According to Dr. Henry Cloud, there are three essential qualities of successful leadership: Competence, or the ability to “master your craft,” to “get good at what you do”; Relationships, or the ability to “cultivate and maintain relationships that are mutually beneficial”; and Character, or “your makeup as a person . . . not just moral safeguards, but who you are at your core, in both positive and difficult circumstances.” It is this third quality, Character, that he addresses in his book, “Integrity: The courage to meet the demands of reality” (2006).
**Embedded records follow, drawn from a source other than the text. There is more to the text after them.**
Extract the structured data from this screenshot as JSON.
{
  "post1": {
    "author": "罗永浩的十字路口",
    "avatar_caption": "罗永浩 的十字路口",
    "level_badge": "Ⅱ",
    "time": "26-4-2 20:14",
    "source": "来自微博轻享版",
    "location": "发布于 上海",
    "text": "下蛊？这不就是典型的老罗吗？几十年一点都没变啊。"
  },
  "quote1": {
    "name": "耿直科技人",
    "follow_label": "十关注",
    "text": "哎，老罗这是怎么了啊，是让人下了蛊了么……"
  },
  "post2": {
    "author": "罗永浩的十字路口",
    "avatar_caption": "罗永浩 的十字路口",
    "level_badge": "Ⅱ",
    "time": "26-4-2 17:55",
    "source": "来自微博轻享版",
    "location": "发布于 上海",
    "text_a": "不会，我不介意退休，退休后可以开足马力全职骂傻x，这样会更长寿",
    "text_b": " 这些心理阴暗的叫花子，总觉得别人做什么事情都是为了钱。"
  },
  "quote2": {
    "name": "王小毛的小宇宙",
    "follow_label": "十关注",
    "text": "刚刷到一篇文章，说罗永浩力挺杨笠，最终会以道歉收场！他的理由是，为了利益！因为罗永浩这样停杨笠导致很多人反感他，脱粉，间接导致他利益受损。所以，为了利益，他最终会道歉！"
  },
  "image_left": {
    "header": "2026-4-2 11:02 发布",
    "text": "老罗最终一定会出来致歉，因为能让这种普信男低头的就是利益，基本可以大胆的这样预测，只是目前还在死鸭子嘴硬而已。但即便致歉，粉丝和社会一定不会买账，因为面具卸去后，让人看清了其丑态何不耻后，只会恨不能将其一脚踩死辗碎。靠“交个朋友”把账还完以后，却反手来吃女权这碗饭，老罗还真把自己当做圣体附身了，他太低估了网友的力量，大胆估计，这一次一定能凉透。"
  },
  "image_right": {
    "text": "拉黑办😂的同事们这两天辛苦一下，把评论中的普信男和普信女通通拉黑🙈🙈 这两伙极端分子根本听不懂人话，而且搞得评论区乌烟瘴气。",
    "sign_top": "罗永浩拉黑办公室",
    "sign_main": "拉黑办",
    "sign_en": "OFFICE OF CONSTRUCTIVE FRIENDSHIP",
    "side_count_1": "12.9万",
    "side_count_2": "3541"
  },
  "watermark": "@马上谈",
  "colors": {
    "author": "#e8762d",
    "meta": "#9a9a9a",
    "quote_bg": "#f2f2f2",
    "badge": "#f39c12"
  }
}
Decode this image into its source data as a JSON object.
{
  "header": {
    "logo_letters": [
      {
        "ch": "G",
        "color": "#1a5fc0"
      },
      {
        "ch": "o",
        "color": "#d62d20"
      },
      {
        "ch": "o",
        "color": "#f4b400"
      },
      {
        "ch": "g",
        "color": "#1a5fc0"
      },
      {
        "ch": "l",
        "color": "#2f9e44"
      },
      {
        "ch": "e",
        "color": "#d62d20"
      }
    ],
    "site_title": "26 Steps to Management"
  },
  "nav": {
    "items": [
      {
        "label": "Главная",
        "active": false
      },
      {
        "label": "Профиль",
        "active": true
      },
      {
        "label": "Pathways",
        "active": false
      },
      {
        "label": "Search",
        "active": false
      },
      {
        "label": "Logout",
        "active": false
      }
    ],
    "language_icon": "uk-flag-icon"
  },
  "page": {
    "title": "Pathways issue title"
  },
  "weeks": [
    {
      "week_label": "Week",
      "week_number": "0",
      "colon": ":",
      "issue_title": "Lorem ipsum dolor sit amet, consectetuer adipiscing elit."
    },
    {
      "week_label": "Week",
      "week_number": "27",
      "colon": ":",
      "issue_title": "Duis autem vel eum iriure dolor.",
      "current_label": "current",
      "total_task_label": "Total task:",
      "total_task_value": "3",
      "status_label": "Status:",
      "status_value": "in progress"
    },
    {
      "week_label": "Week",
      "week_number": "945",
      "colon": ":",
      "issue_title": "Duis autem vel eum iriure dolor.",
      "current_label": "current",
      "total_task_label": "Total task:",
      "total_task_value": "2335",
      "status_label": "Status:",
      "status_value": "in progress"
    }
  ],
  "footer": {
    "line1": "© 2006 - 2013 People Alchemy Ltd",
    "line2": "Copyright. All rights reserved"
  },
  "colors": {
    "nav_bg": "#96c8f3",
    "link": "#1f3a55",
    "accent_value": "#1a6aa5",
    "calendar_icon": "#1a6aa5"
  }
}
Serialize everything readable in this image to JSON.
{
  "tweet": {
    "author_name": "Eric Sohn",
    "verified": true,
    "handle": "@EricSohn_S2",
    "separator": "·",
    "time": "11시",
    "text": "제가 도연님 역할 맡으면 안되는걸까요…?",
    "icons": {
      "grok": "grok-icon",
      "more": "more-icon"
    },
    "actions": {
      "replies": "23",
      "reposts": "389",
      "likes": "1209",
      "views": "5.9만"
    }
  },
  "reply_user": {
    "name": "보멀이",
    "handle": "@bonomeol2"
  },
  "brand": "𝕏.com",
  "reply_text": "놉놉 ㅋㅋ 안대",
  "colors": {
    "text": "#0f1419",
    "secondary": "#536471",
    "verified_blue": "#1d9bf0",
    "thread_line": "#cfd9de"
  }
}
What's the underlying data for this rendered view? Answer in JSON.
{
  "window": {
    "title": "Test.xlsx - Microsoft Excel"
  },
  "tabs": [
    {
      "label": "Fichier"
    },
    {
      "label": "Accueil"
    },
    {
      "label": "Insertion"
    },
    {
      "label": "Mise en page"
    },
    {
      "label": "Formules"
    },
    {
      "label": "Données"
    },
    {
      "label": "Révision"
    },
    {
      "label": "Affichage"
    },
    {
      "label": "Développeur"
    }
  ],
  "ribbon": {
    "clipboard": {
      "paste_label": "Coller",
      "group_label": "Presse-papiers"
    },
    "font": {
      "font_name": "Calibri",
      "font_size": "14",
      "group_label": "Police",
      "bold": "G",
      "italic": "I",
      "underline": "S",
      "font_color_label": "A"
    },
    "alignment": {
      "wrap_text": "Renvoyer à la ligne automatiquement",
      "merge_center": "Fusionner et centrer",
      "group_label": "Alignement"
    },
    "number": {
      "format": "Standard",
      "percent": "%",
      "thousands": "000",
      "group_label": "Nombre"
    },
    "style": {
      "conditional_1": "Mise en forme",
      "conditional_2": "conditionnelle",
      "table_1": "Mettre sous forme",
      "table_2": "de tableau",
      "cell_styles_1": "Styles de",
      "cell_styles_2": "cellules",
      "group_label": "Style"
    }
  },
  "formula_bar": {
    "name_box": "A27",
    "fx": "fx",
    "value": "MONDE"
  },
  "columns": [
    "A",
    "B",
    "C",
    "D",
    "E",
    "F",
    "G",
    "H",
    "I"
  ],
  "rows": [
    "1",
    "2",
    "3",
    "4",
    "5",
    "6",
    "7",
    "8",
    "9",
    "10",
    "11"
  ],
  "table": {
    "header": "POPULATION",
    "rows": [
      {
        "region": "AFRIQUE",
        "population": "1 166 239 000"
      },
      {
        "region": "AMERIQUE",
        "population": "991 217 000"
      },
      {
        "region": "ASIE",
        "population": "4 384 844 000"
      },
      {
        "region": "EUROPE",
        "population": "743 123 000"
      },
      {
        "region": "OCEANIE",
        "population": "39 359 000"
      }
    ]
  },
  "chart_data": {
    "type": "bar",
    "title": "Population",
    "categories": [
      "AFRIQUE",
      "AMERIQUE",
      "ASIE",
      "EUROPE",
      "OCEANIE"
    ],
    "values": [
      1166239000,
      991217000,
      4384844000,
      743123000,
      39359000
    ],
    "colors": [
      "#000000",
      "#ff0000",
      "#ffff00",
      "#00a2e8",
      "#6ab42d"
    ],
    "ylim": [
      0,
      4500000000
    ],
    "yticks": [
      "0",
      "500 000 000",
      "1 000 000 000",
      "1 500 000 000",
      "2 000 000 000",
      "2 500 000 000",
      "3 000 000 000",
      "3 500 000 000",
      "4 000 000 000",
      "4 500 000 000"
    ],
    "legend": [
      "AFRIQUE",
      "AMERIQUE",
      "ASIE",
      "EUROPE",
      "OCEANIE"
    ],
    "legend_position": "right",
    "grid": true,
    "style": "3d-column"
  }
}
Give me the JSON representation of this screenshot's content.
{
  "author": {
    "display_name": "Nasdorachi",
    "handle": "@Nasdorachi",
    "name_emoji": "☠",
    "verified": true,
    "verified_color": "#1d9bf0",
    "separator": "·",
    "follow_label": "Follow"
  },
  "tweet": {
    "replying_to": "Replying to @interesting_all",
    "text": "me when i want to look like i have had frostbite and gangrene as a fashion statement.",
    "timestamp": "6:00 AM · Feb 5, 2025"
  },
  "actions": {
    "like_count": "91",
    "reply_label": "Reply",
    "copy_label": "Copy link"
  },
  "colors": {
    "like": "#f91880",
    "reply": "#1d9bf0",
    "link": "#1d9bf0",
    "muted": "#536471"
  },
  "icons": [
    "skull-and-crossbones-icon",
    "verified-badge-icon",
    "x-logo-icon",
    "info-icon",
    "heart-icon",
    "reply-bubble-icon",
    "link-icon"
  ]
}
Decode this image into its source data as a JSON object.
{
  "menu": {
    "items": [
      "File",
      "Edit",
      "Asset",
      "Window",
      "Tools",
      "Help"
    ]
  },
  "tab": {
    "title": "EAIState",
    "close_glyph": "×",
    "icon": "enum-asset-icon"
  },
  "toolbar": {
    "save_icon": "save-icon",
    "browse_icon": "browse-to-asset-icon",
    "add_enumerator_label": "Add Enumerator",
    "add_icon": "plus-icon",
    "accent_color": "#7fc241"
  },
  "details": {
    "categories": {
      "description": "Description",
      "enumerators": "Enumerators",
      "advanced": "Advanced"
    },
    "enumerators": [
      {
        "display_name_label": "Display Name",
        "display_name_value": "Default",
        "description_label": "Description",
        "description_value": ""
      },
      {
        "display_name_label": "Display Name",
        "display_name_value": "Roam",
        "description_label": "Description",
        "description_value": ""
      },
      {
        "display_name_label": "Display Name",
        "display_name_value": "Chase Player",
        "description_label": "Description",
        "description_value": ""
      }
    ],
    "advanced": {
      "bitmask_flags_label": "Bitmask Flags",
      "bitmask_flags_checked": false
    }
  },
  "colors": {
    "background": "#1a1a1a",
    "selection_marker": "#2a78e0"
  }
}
In the book, Dr. Cloud connects character with integrity and reality, by explaining how reality puts demands on our lives that force us to respond, and how our response to reality are a reflection of our character. Our integrity, then, is seen in how our character is consistently demonstrated in all areas of who we are. He then discusses six specific aspects of our personhood – who we are – that must be integrated (consistently reflective of our character) for us to successfully lead:
- The ability to establish trust through authenticity
- The ability to see and speak the truth and reality, both in/to themselves and in/to others
- The ability to finish well
- The ability to embrace – and therefore to learn from – the negative
- The ability to be oriented toward growth, which requires intentional effort and application
- The ability to be oriented toward transcendence, recognizing that something bigger than you, from which your values will emanate
I found this to be an interesting and thought-provoking book. The emphasis was not so much on the character trait of integrity, but rather on the importance of having an integrated character. I would probably describe it in terms of consistency in your response to the realities of life in all circumstances, which reflects who you are as a person. Therefore, in this context, integrity is actually referring to an internal state – the unified wholeness in your character and your personhood as you navigate life. I do believe whole-heartedly that consistency and authenticity are necessary for successful leadership (and successful relationships), so this is a good lesson on which to reflect.